Secondo chi segue il dossier, il suo arresto sul suolo italiano non sarebbe stato casuale, considerando anche la presenza a Pomigliano d’Arco, alle porte di Napoli, della Avio Aero, business di GE Aviation. Ma d’altronde i campanelli d’allarme su un’intelligence sempre più economica suonano da tempo nel nostro Paese. Nella sua più recente relazione annuale al Parlamento, il Dis (organismo di coordinamento dell’intelligence nazionale) descriveva la necessità di una costante difesa da operazioni di intelligence economica sempre più sofisticate, che spesso (ma non sempre) passano dall’utilizzo del dominio cyber.
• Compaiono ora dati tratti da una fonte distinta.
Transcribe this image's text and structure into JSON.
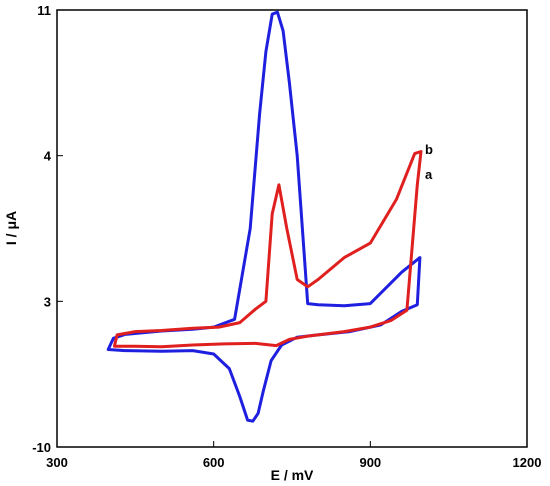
{
  "chart_data": {
    "type": "line",
    "title": "",
    "xlabel": "E / mV",
    "ylabel": "I / μA",
    "xlim": [
      300,
      1200
    ],
    "ylim": [
      -10,
      11
    ],
    "x_ticks": [
      "300",
      "600",
      "900",
      "1200"
    ],
    "y_ticks": [
      "11",
      "4",
      "3",
      "-10"
    ],
    "grid": false,
    "legend": "none",
    "series": [
      {
        "name": "a",
        "color": "#1f1fe0",
        "points": [
          [
            398,
            -1.3
          ],
          [
            430,
            -1.4
          ],
          [
            500,
            -1.45
          ],
          [
            560,
            -1.4
          ],
          [
            600,
            -1.7
          ],
          [
            630,
            -3.0
          ],
          [
            650,
            -5.5
          ],
          [
            665,
            -7.6
          ],
          [
            675,
            -7.7
          ],
          [
            685,
            -7.0
          ],
          [
            695,
            -5.0
          ],
          [
            710,
            -2.3
          ],
          [
            730,
            -0.9
          ],
          [
            760,
            -0.2
          ],
          [
            800,
            0.0
          ],
          [
            860,
            0.3
          ],
          [
            920,
            0.9
          ],
          [
            960,
            2.1
          ],
          [
            990,
            2.7
          ],
          [
            995,
            3.3
          ],
          [
            960,
            3.2
          ],
          [
            900,
            2.8
          ],
          [
            850,
            2.6
          ],
          [
            800,
            2.7
          ],
          [
            780,
            2.8
          ],
          [
            760,
            4.0
          ],
          [
            745,
            7.5
          ],
          [
            733,
            10.0
          ],
          [
            722,
            10.9
          ],
          [
            712,
            10.8
          ],
          [
            700,
            9.0
          ],
          [
            688,
            6.0
          ],
          [
            670,
            3.5
          ],
          [
            640,
            1.4
          ],
          [
            600,
            0.7
          ],
          [
            560,
            0.5
          ],
          [
            500,
            0.35
          ],
          [
            430,
            0.05
          ],
          [
            408,
            -0.3
          ],
          [
            398,
            -1.3
          ]
        ]
      },
      {
        "name": "b",
        "color": "#e01f1f",
        "points": [
          [
            410,
            -1.0
          ],
          [
            450,
            -1.0
          ],
          [
            500,
            -1.05
          ],
          [
            560,
            -0.9
          ],
          [
            620,
            -0.8
          ],
          [
            680,
            -0.75
          ],
          [
            720,
            -0.95
          ],
          [
            745,
            -0.4
          ],
          [
            780,
            -0.1
          ],
          [
            850,
            0.3
          ],
          [
            900,
            0.7
          ],
          [
            940,
            1.3
          ],
          [
            970,
            2.2
          ],
          [
            990,
            3.8
          ],
          [
            997,
            4.2
          ],
          [
            985,
            4.1
          ],
          [
            950,
            3.7
          ],
          [
            900,
            3.4
          ],
          [
            850,
            3.3
          ],
          [
            800,
            3.15
          ],
          [
            780,
            3.1
          ],
          [
            760,
            3.15
          ],
          [
            740,
            3.5
          ],
          [
            725,
            3.8
          ],
          [
            712,
            3.6
          ],
          [
            700,
            3.0
          ],
          [
            680,
            2.3
          ],
          [
            650,
            1.1
          ],
          [
            610,
            0.7
          ],
          [
            560,
            0.6
          ],
          [
            500,
            0.4
          ],
          [
            450,
            0.3
          ],
          [
            415,
            0.0
          ],
          [
            410,
            -1.0
          ]
        ]
      }
    ]
  }
}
Il Dipartimento, guidato dal prefetto Gennaro Vecchione, spiegava di aver monitorato “iniziative tese ad esfiltrare tecnologia e know-how o a conquistare nicchie di mercato pregiate, come pure una persistente esposizione delle imprese italiane a iniziative di spionaggio industriale”. In tal senso, come dimostra anche il nuovo caso Airbus, a essere più esposte sono le piccole e medie imprese – sostrato produttivo del nostro Paese – spesso prive di capacità di investire opportunamente in sicurezza, e dunque preda preferita di malevoli attaccanti in cerca di preziose proprietà intellettuali.

TRA CINA E RUSSIA

Su tutto questo, da diverso tempo, giungono importanti allarmi giungono anche dall’alleato d’oltre-oceano. Gli Stati Uniti denunciano infatti da anni i comportamenti aggressivi nel campo dell’intelligence economico-finanziaria da parte dei due competitor, Russia e Cina. Il caso Korshunov ha riportato attenzione mediatica su un confronto in realtà mai sopito. Anche negli anni del riavvicinamento con Mosca, Washington ha continuato a ritenere la Russia uno dei Paesi più aggressivi da questo punto di vista, tanto per le pratiche “tradizionali”, quanto per le nuove metodologie informatiche. Per quanto riguarda Pechino, le preoccupazioni riguardano sia l’assertività cibernetica, sia il supporto che le ambizioni cinese troverebbero nei grandi attori delle telecomunicazioni. Non è un caso che Washington si opponga con determinazione all’implementazione, negli Usa e nei Paesi alleati, della tecnologia di Huawei e Zte per le nuove reti 5G.

UN SETTORE ESPOSTO

Ciò vale in particolar modo per il settore aerospaziale, nicchia d’eccellenza tecnologica in tanti Paesi occidentali (e dunque ghiotto obiettivo per chi cerca di rincorrere) e comparto che spesso vanta una connessione diretta con i programmi militari. Già lo scorso anno, gli Stati Uniti mettevano in guardia sull’attività di spionaggio di Pechino nei confronti delle aziende specializzate nella motoristica, vista la dipendenza cinese dalla Russia in questo particolare campo. Il dipartimento di Giustizia rendeva noti a novembre tre casi di “tentativi cinesi di ottenere l’accesso ai segreti aerospaziali e della difesa”, invitando le aziende a una particolare accortezza. Allora, all’Airshow di Zhuhai, il più importante evento aerospaziale in Cina, le imprese occidentali si presentarono con “misure di sicurezza rafforzate”.